Wednesday, April 12, 2006

MENYALIB DAN MENYIKSA DIRI;
DENGAN CARA ITUKAH KITA MEMERINGATI PASKAH?

Dalam kebiasaan gereja Kristen, PASKAH selalu dirayakan dengan sederhana dan tak semeriah NATAL. Alasannya bisa bermacam ragam. Bisa jadi karena alokasi keuangan yang telanjur dihabiskan Desember tahun lalu. Atau mungkin karena tradisi di bangsa kita yang tidak terbiasa atau bahkan menabukan ‘perayaan’ kematian. Kematian hendaknya ditangisi dan diratapi, bukan dirayakan. Paskah adalah peristiwa kematian penuh cucuran darah, sedangkan Natal adalah peristiwa kelahiran yang nuansanya gembira.

Di Philipina, seperti yang sering kita saksikan di layar kaca, Paskah sering dirayakan dengan cara yang unik. Ada beberapa orang yang menyediakan diri untuk disalib dan disiksa menyerupai Yesus. Mereka benar-benar dicambuk, diarak ke sebuah tempat. Kaki dan tangan mereka benar-benar dipaku. Ini bukan sebuah adegan film, tetapi realita. Dengan begitu mereka mengaku bisa lebih menghayati penderitaan dan pengorbanan yang dilakukan Kristus. Sesudah itu, iman percaya dipertebal.

SUBSTITUSI
Dalam ajaran Kristen, kesengsaraan Kristus adalah tindakanNya untuk mensubtitusi kita, orang-orang berdosa, agar terlepas dari hukuman karena dosa. Ini memang rancangan Allah sejak manusia jatuh ke dalam dosa. Penderitaan Kristus sepanjang Via Dolorosa hingga kematianNya di bukit Golgota, adalah puncak karya keselamatan Allah yang dikerjakan Kristus.
Sebenarnya kitalah yang harus memanggul salib itu. Tetapi oleh kasih karuniaNya, kita telah dibebaskan dari setiap tuntutan hukuman. Markus mencatat bahwa Anak Manusia datang untuk melayani dan menyerahkan nyawaNya menjadi tebusan (substitusi) bagi banyak orang (10:45).

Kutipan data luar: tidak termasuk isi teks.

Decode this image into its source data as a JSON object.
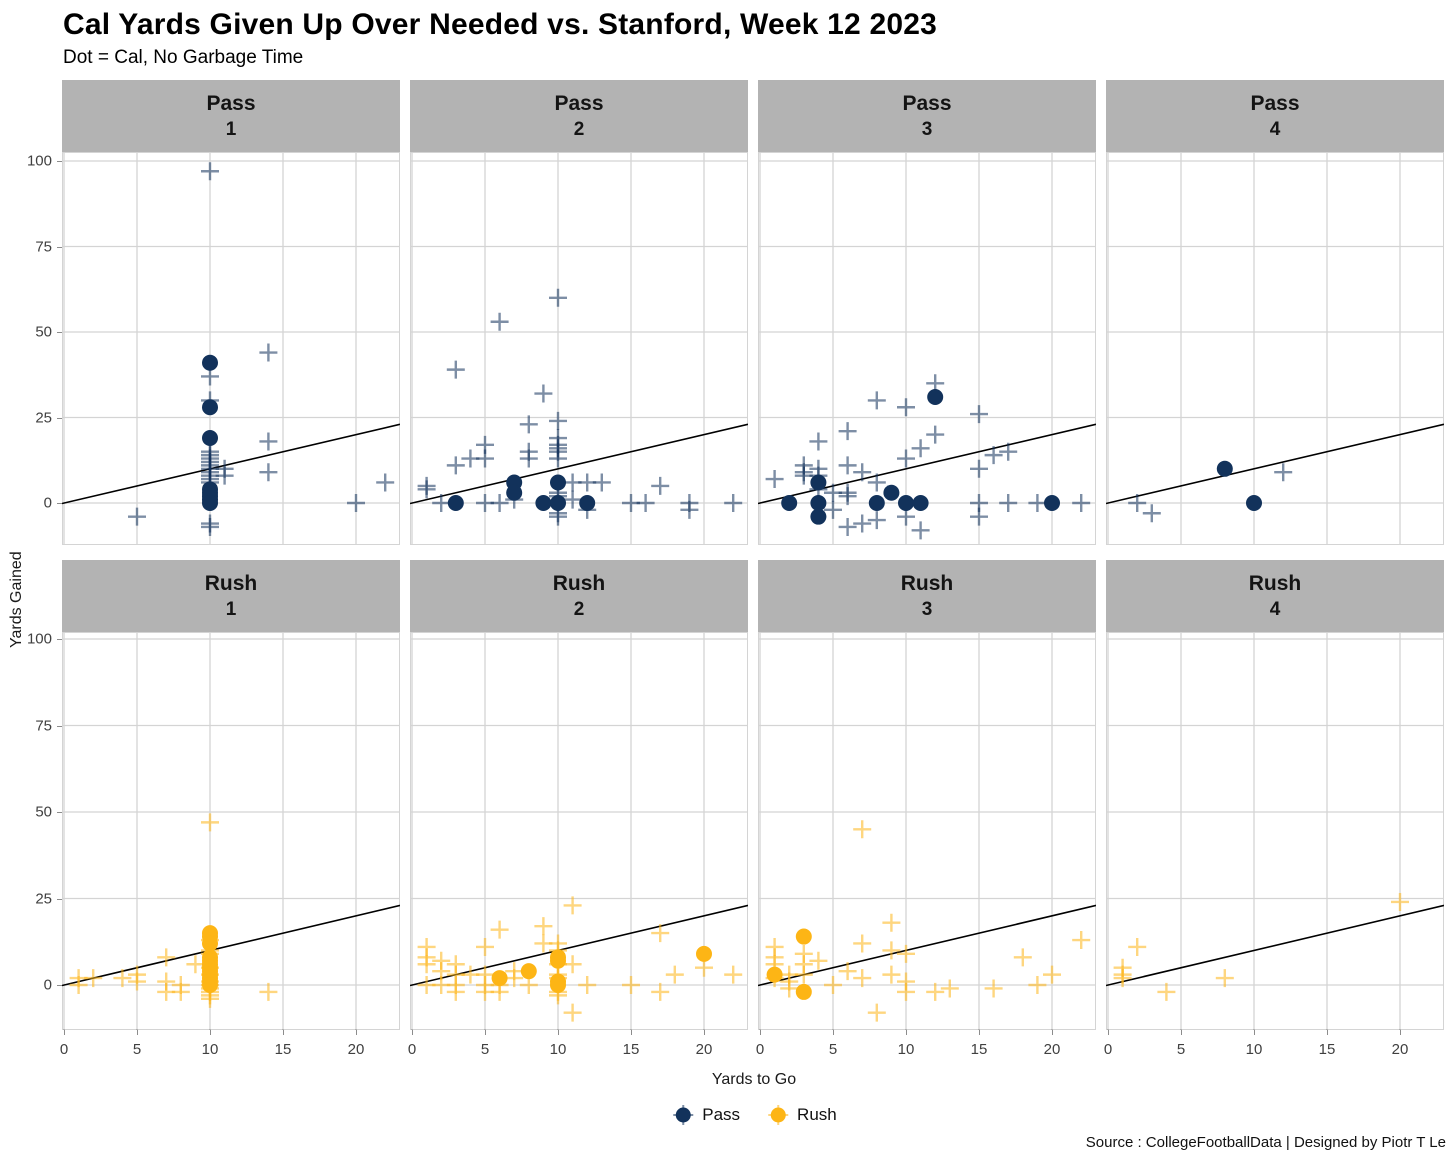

Jika kita kemudian menyerahkan diri untuk disalibkan kembali, sebagai ganti siapakah penderitaan kita itu? Tidakkah kita justru menganggap remeh pengorbanan Kristus dan merasa bahwa pengorbananNya belum cukup?

PERJAMUAN KUDUS
Alkitab menandaskan bahwa satu-satunya hal yang diperintahkan Kristus untuk memperingati penderitaan dan kematianNya adalah dengan Perjamuan Kudus. Makan roti sebagai lambang tubuhNya yang disalib dan minum anggur sebagai simbol darahNya yang tercurah, kemudian dinamakan sakramen dalam gereja. “…perbuatlah ini menjadi peringatan akan Aku,” kata Yesus (Luk. 22:19, dan ayat-ayat sejajar). Hal yang sama juga ditegaskan Paulus kepada jemaat di Korintus (1 Kor. 11:23-25).

Itulah sebabnya kebanyakan gereja Kristen mengadakan Perjamuan Kudus setiap Jumat Agung. Bahkan secara periodik melaksanakan Perjamuan Kudus sebagai kehidupan bergereja. Ada yang seminggu sekali melakukannya, sebulan sekali atau juga tiga bulan sekali. Semuanya dilakukan dengan semangat yang sama: menjadi peringatan akan sengsara Kristus sampai kematianNya sebagai karya penyelamatan. Bukankah begitu?